La controffensiva austriaca lo costrinse tuttavia a riparare in Svizzera, da dove ripartì subito dopo, per fermarsi prima nella Toscana in rivolta contro i Lorena e passare poi a Roma per partecipare alla fondazione della Repubblica Romana, di cui fu eletto deputato alla costituente. Egli fu il principale organizzatore e il capo militare della difesa contro i francesi, alleati di Pio IX, riuscendo a resistere agli assedianti per un mese (giugno 1849): quando i francesi entrarono in città, Garibaldi, con 4000 uomini, si diresse a Venezia, ancora libera ma posta a sua volta sotto assedio dagli austriaci.

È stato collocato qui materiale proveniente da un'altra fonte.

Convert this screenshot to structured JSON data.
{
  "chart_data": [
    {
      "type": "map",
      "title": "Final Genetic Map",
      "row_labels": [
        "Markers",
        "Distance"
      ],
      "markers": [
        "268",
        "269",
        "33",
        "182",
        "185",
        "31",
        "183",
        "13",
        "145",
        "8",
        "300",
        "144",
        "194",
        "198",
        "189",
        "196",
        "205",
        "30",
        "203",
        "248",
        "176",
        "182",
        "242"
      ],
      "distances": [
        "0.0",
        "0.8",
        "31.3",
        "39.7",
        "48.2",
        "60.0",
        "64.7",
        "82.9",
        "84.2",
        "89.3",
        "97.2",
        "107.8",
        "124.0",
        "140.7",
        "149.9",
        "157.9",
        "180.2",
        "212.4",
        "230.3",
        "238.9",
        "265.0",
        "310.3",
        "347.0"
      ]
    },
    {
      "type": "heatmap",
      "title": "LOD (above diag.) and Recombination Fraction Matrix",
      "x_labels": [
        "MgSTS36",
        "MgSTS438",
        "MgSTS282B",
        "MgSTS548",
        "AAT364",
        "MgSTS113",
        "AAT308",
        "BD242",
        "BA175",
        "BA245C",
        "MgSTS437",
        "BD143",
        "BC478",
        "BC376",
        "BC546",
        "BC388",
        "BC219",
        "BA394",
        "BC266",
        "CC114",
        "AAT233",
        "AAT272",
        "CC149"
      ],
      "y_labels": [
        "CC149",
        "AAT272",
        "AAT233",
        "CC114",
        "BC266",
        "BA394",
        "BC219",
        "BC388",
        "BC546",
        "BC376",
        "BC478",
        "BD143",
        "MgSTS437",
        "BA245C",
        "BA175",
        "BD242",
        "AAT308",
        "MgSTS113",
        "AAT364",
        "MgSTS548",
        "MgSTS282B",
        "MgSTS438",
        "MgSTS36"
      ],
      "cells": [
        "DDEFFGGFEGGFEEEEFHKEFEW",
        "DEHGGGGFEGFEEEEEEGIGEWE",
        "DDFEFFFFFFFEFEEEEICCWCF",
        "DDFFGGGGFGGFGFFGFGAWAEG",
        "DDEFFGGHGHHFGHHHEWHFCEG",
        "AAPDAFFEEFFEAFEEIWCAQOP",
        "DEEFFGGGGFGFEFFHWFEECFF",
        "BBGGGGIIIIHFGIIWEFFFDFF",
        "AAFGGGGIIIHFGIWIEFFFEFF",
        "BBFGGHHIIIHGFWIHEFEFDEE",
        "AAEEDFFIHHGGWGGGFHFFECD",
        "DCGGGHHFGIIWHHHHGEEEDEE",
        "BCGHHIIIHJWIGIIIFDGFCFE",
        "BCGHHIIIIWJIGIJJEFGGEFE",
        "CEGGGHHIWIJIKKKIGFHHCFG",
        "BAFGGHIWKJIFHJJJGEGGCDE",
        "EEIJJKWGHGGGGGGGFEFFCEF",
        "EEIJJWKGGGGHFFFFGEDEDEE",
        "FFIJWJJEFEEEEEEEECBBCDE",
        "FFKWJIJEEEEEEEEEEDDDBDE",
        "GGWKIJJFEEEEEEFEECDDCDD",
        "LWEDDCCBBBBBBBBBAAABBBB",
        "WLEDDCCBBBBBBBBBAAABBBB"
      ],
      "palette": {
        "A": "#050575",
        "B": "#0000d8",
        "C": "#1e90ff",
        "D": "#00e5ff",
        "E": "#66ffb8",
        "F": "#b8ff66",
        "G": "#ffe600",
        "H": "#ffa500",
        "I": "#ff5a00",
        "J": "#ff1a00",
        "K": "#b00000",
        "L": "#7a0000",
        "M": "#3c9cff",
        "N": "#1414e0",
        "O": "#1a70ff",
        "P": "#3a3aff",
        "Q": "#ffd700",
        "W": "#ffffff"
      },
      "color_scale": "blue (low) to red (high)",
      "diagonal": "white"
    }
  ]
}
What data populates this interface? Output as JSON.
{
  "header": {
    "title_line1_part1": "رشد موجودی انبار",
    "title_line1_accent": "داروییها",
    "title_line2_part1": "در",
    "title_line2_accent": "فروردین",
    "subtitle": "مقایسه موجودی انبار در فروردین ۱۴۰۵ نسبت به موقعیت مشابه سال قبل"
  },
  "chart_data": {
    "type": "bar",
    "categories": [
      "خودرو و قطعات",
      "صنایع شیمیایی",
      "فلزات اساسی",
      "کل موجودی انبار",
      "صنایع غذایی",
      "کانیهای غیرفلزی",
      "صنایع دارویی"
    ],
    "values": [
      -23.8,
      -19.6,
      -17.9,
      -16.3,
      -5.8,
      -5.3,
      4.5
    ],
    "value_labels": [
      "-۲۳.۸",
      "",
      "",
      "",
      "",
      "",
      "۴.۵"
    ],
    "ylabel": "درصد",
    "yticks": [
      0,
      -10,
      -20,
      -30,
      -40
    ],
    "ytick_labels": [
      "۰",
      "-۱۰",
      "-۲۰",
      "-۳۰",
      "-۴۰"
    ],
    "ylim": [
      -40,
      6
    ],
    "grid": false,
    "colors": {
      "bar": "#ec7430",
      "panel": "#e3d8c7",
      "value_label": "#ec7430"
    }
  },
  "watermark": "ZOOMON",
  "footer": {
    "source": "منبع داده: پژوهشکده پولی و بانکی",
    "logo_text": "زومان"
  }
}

Durante la fuga Anita, stremata, morì nelle Valli di Comacchio. Pochi giorni dopo anche Venezia cadeva, rendendo inutile la lunga e angosciosa traversata dell'Appennino e del delta del Po per raggiungerla, durante la quale molti volontari si erano dispersi. Garibaldi si rifugiò quindi a Genova, dove accettò senza protestare la condanna all'espulsione. Dopo varie peregrinazioni raggiunse l'anno seguente gli Stati Uniti, dove lavorò per qualche tempo a New York, come operaio nella fabbrica di candele di Antonio Meucci, del quale fu ospite.

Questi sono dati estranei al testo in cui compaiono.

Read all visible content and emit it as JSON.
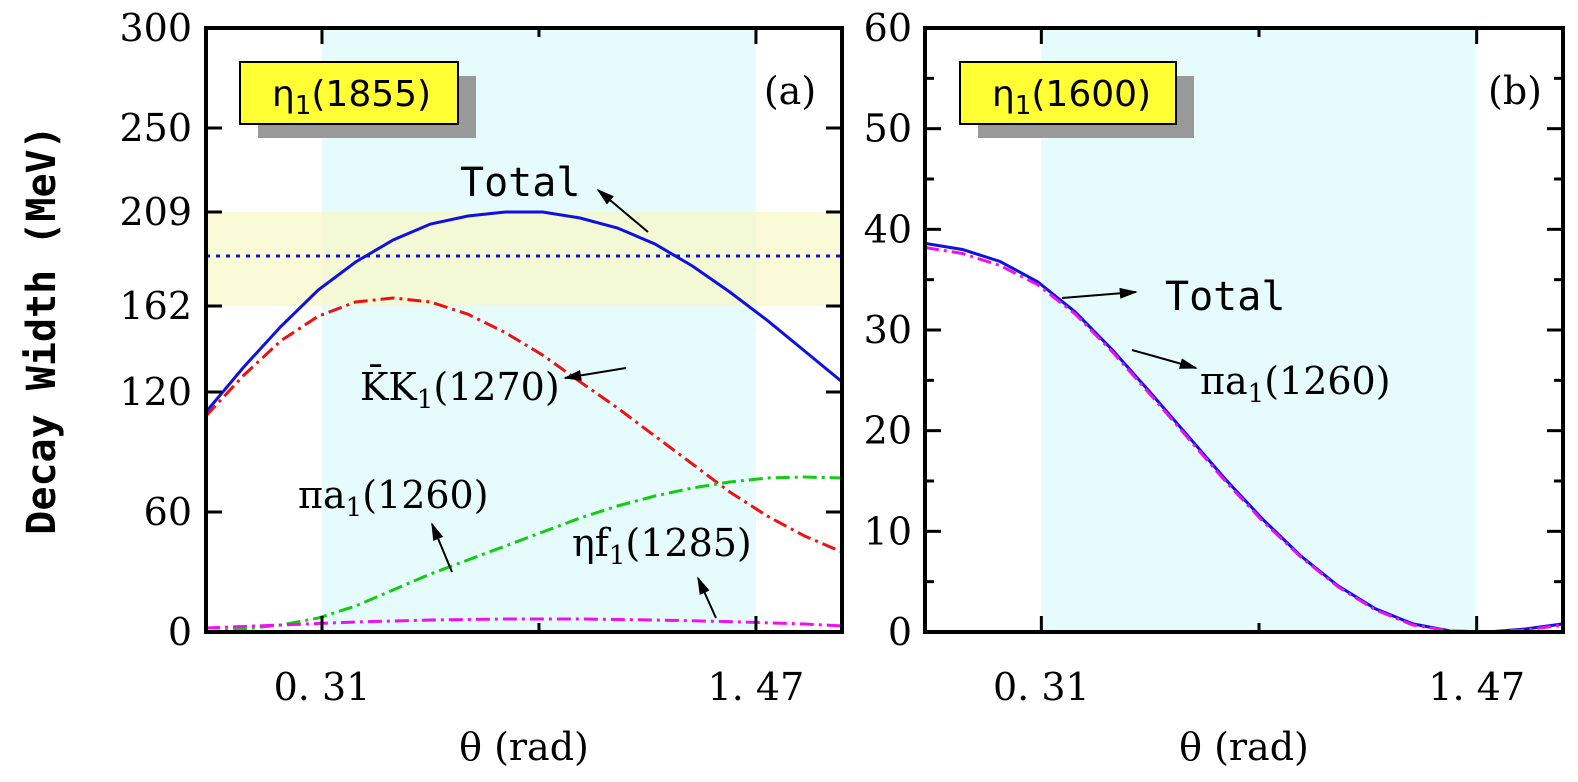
{
  "chart_data": [
    {
      "type": "line",
      "panel_label": "(a)",
      "box_label": "η",
      "box_label_sub": "1",
      "box_label_tail": "(1855)",
      "ylabel": "Decay Width (MeV)",
      "xlabel": "θ (rad)",
      "xlim": [
        0.0,
        1.7
      ],
      "ylim": [
        0,
        300
      ],
      "x_ticks": [
        0.31,
        1.47
      ],
      "x_tick_labels": [
        "0. 31",
        "1. 47"
      ],
      "y_ticks": [
        0,
        60,
        120,
        162,
        209,
        250,
        300
      ],
      "y_tick_labels": [
        "0",
        "60",
        "120",
        "162",
        "209",
        "250",
        "300"
      ],
      "x_band": [
        0.31,
        1.47
      ],
      "y_band": [
        162,
        209
      ],
      "reference_line_y": 187,
      "colors": {
        "total": "#1010e0",
        "kk1": "#ee1111",
        "pia1": "#11cc11",
        "etaf1": "#ee11ee",
        "band_x": "#e6fcfc",
        "band_y": "#f8f8c8",
        "ref": "#1010e0"
      },
      "series": [
        {
          "key": "total",
          "name": "Total",
          "style": "solid",
          "x": [
            0.0,
            0.1,
            0.2,
            0.3,
            0.4,
            0.5,
            0.6,
            0.7,
            0.8,
            0.9,
            1.0,
            1.1,
            1.2,
            1.3,
            1.4,
            1.5,
            1.6,
            1.7
          ],
          "y": [
            110,
            132,
            152,
            170,
            184,
            195,
            203,
            207,
            209,
            209,
            206,
            201,
            193,
            182,
            169,
            155,
            140,
            125
          ]
        },
        {
          "key": "kk1",
          "name": "K̄K",
          "name_sub": "1",
          "name_tail": "(1270)",
          "style": "dashdot",
          "x": [
            0.0,
            0.1,
            0.2,
            0.3,
            0.4,
            0.5,
            0.6,
            0.7,
            0.8,
            0.9,
            1.0,
            1.1,
            1.2,
            1.3,
            1.4,
            1.5,
            1.6,
            1.7
          ],
          "y": [
            108,
            128,
            145,
            157,
            164,
            166,
            164,
            158,
            149,
            138,
            125,
            112,
            98,
            84,
            70,
            58,
            48,
            40
          ]
        },
        {
          "key": "pia1",
          "name": "πa",
          "name_sub": "1",
          "name_tail": "(1260)",
          "style": "dashdot",
          "x": [
            0.0,
            0.1,
            0.2,
            0.3,
            0.4,
            0.5,
            0.6,
            0.7,
            0.8,
            0.9,
            1.0,
            1.1,
            1.2,
            1.3,
            1.4,
            1.5,
            1.6,
            1.7
          ],
          "y": [
            0,
            1.5,
            3.5,
            7,
            13,
            21,
            29,
            36,
            43,
            50,
            57,
            63,
            68,
            72,
            75,
            77,
            77.5,
            77
          ]
        },
        {
          "key": "etaf1",
          "name": "ηf",
          "name_sub": "1",
          "name_tail": "(1285)",
          "style": "dashdot",
          "x": [
            0.0,
            0.2,
            0.4,
            0.6,
            0.8,
            1.0,
            1.2,
            1.4,
            1.6,
            1.7
          ],
          "y": [
            2,
            3.5,
            5,
            6,
            6.5,
            6.5,
            6,
            5.2,
            4,
            3
          ]
        }
      ],
      "annotations": [
        "Total",
        "K̄K1(1270)",
        "πa1(1260)",
        "ηf1(1285)"
      ]
    },
    {
      "type": "line",
      "panel_label": "(b)",
      "box_label": "η",
      "box_label_sub": "1",
      "box_label_tail": "(1600)",
      "xlabel": "θ (rad)",
      "xlim": [
        0.0,
        1.7
      ],
      "ylim": [
        0,
        60
      ],
      "x_ticks": [
        0.31,
        1.47
      ],
      "x_tick_labels": [
        "0. 31",
        "1. 47"
      ],
      "y_ticks": [
        0,
        10,
        20,
        30,
        40,
        50,
        60
      ],
      "y_tick_labels": [
        "0",
        "10",
        "20",
        "30",
        "40",
        "50",
        "60"
      ],
      "x_band": [
        0.31,
        1.47
      ],
      "colors": {
        "total": "#1010e0",
        "pia1": "#ee11ee",
        "band_x": "#e6fcfc"
      },
      "series": [
        {
          "key": "total",
          "name": "Total",
          "style": "solid",
          "x": [
            0.0,
            0.1,
            0.2,
            0.3,
            0.4,
            0.5,
            0.6,
            0.7,
            0.8,
            0.9,
            1.0,
            1.1,
            1.2,
            1.3,
            1.4,
            1.5,
            1.6,
            1.7
          ],
          "y": [
            38.6,
            38.0,
            36.8,
            34.8,
            31.8,
            28.0,
            23.8,
            19.5,
            15.2,
            11.2,
            7.6,
            4.6,
            2.3,
            0.8,
            0.1,
            0.0,
            0.3,
            0.8
          ]
        },
        {
          "key": "pia1",
          "name": "πa",
          "name_sub": "1",
          "name_tail": "(1260)",
          "style": "dashdot",
          "x": [
            0.0,
            0.1,
            0.2,
            0.3,
            0.4,
            0.5,
            0.6,
            0.7,
            0.8,
            0.9,
            1.0,
            1.1,
            1.2,
            1.3,
            1.4,
            1.5,
            1.6,
            1.7
          ],
          "y": [
            38.2,
            37.6,
            36.4,
            34.5,
            31.6,
            27.8,
            23.6,
            19.3,
            15.0,
            11.0,
            7.5,
            4.5,
            2.2,
            0.7,
            0.1,
            0.0,
            0.2,
            0.7
          ]
        }
      ],
      "annotations": [
        "Total",
        "πa1(1260)"
      ]
    }
  ]
}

Nel 1854, dopo aver incontrato il maestro d'un tempo, Mazzini, si allontanò definitivamente dal suo programma insurrezionale antisabaudo pur senza rinnegarne gli ideali repubblicani. Tornò in patria, dove la sua fama era ormai divenuta tale che il primo ministro del Regno di Sardegna, Cavour, accettò di avere un colloquio segreto con lui (1856): dopo il loro incontro Garibaldi dichiarò pubblicamente che riteneva indispensabile, per il raggiungimento dell'indipendenza e dell'unità nazionale, sostenere il re Vittorio Emanuele II. L'anno dopo aderiva, come molti altri ex mazziniani, alla Società nazionale, filosabauda, assumendone la vicepresidenza.